Vadym runs around on his prostheses, drives an SUV, and last fall entered Kirovohrad Pedagogical University, where he is studying psychology. He plans to work with Ukrainian war veterans.
He wants to share his experience and advice with other soldiers, says Yosyp, and gives an example:
“Look, this is a special-ops officer. His back is completely scarred. He was tortured in captivity. When he returned from the front, a psychologist asked him to remember how he felt when he fell from a tree when he was 12. He replied he was really scared… and he broke his arm.”
“You see a man who’s suffered war and captivity, and the psychologist asks him to think about falling out of a tree! Soldiers must feel that their interlocutor understands what they’ve experienced, so Vadym’s new profession will be very important.”

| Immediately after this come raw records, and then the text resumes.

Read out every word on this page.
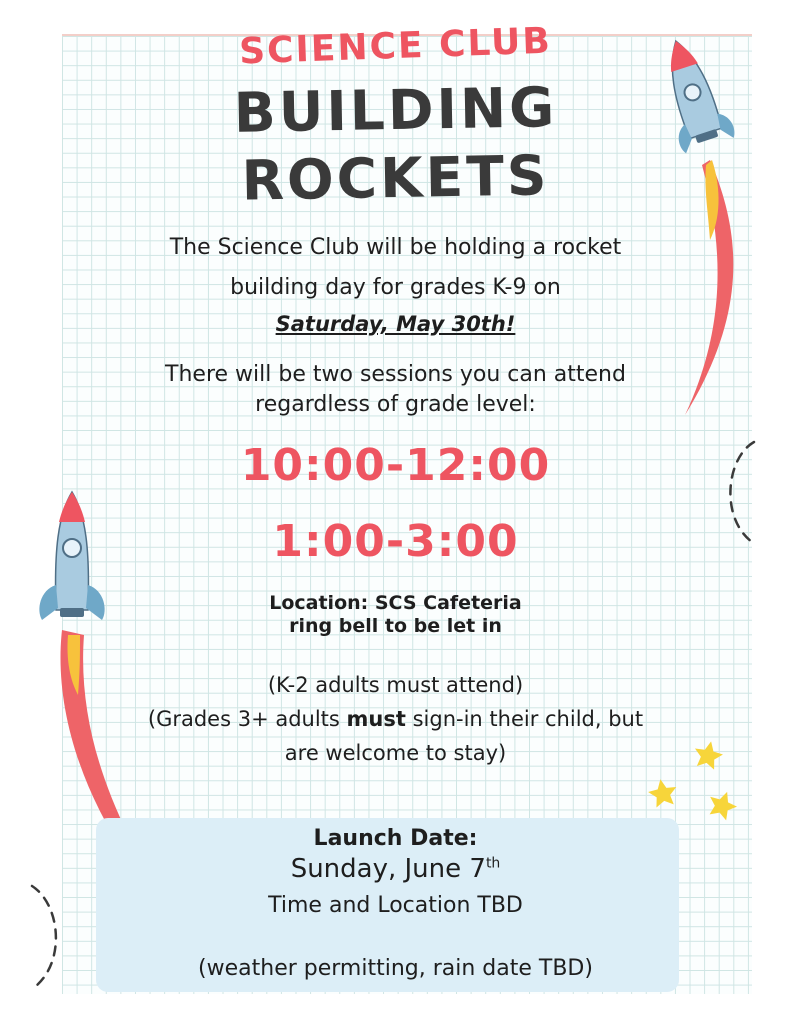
SCIENCE CLUB
BUILDING
ROCKETS
The Science Club will be holding a rocket
building day for grades K-9 on
Saturday, May 30th!
There will be two sessions you can attend
regardless of grade level:
10:00-12:00
1:00-3:00
Location: SCS Cafeteria
ring bell to be let in
(K-2 adults must attend)
(Grades 3+ adults must sign-in their child, but
are welcome to stay)
Launch Date:
Sunday, June 7th
Time and Location TBD
(weather permitting, rain date TBD)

41-year-old Vyacheslav Buynovsky had his right hand and leg amputated. He used to work as a mechanic in Sumy Oblast. He took an active part in the Maidan protests, and then enlisted in the Aydar Battalion and was seriously wounded in Luhansk in September 2014.
Vyacheslav is currently helping other soldiers understand pain and how to give effective first aid care. Yosyp explains:
“Vyacheslav pretends he’s been seriously wounded. We hear gunshots, explosions… the doctors come around a corner and see Vyacheslav without limbs. He screams loudly! There’s blood and noise everywhere! That’s how medics are being trained now…”
The exhibition has travelled to many cities (Odesa, Zhytomyr, Vinnytsa, Poltava, Kyiv) and will continue to tour Ukraine.